While many Middle East Christians are marking the holidays filled with worry about terrorist attacks and repression in a turbulent region, the diverse Armenian, Assyrian, Chaldean and Syriac communities in Iraq have something to cheer this year.
Santa Claus has come to Mosul.
A female Iraqi teenager inspired by the defeat of Islamic State in Iraq’s third-largest city said she wanted to don the red suit and beard and bring Christmas back to the town it was banished from for three long years.
“I decided to dress as Santa Claus, visit the people and give them a simple gift: a message of hope, love and peace,” Ghenwa Ghassan, 17, said as she handed out coloring books and toys.
A video of Ghenwa, a slim young woman meandering joyfully through the ruins of Mosul, has gone viral in Iraq, where Christmas now seems to be catching on as symbol of a better future even among some Muslims.
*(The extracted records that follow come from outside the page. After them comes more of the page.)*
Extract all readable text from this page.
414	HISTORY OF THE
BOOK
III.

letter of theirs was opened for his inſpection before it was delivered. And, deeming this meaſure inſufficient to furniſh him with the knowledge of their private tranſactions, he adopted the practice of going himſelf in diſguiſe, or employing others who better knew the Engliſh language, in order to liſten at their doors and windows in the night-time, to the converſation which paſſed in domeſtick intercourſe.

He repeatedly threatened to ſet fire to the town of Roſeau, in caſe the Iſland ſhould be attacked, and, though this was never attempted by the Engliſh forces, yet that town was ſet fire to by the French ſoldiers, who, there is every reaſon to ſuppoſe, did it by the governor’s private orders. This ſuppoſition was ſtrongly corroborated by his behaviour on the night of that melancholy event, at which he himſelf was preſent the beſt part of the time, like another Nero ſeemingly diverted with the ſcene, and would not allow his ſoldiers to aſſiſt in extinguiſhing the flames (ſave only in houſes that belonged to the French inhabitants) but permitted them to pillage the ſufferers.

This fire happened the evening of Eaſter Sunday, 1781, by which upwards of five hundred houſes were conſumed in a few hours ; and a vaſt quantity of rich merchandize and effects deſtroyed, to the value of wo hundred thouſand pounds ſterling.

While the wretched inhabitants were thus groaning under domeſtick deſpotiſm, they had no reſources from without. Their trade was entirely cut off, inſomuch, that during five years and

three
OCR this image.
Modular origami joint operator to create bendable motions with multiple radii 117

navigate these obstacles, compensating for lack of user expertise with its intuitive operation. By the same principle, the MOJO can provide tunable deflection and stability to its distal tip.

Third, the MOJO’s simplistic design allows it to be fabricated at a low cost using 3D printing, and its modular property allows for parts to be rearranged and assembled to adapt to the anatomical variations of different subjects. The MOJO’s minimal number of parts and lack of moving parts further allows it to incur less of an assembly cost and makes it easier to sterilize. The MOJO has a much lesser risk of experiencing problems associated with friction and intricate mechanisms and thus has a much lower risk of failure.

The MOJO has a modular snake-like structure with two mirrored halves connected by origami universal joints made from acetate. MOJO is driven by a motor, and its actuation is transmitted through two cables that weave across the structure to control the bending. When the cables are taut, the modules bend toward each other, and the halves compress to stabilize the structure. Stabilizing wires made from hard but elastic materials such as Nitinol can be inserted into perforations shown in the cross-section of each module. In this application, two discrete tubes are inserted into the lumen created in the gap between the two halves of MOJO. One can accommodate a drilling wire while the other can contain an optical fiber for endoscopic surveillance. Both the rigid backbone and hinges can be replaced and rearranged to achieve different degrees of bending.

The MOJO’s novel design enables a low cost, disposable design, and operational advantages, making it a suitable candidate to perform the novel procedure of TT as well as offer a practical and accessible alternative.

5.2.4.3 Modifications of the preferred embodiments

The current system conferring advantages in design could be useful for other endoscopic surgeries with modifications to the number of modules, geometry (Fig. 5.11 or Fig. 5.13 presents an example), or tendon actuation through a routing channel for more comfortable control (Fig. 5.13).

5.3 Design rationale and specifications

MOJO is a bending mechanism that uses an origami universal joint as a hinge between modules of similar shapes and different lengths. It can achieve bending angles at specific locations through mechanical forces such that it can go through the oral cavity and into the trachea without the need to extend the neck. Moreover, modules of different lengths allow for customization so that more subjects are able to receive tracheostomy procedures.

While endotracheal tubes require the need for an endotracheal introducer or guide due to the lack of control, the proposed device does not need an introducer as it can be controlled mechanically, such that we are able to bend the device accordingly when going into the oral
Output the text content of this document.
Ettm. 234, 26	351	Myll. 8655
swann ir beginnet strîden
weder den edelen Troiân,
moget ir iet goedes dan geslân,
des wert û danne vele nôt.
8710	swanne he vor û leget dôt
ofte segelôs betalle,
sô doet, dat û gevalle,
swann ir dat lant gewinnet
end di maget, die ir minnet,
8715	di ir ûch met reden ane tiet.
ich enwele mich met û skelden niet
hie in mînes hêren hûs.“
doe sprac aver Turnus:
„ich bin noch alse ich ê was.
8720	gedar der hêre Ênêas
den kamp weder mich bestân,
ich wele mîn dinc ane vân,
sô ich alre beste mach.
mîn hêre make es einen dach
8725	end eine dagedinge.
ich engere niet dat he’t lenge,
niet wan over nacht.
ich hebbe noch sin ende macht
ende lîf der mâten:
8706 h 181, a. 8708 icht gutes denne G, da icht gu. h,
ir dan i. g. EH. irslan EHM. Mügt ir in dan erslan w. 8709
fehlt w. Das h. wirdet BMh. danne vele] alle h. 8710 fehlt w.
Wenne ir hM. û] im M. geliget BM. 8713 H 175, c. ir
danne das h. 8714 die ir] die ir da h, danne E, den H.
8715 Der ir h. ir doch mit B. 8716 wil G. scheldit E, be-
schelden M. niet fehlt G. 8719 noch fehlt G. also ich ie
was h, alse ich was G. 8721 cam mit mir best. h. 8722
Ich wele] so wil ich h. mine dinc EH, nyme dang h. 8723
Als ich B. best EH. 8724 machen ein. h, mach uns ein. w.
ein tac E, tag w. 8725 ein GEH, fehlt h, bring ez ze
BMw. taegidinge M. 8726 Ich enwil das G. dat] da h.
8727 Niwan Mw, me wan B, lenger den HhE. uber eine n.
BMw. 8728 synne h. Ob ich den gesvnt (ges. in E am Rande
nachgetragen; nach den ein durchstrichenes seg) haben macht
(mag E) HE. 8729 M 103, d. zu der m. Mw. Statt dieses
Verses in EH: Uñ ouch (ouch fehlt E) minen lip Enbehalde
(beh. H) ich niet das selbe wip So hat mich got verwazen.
“It’s surprising to see shops selling Christmas trees and other holiday decorations,” said Ameen Al-Jaleeli, 29, a lecturer of English at Mosul University. “Even before ISIS, this would have been impossible here.[…]
Regional wars, combined with educational and entrepreneurial opportunities elsewhere, have led to a considerable decline in the Arab Christian population in the eastern Mediterranean: Syria, Lebanon, Israel and the Palestinian territories.
Some 30,000 Syrian Christians moved back to their ancestral home of Armenia since the start of the Syrian war.
Syrian Christian refugees from multiple sects also have often received preferences for resettlement in Western countries.
Lebanon’s Christian population lost its majority status decades ago, but the exact number is unknown. Because of political sensitivities in the divided country, Lebanese authorities have not conducted a census in 85 years.
Yet numbers from the country’s voter registry show that only 37 percent of the Lebanese electorate is Christian.
Christians comprise 35 percent of Lebanon’s current population, compared with 51 percent in 1932.
Still, Beirut prides itself as the most Christmas-friendly city in the region.
“You can’t miss the Christmas decorations in Beirut and its northern suburbs,” said Joe Saliba, a 32-year-old aircraft engineer.
Fireworks welcome in the season, and a massive tree is lit up in downtown’s Martyrs’ Square, equidistant from the Al-Amin Mosque and St. George’s Maronite Cathedral.
Mr. Saliba noted that those holiday lights stop in Hezbollah-dominated territory south of Beirut’s airport.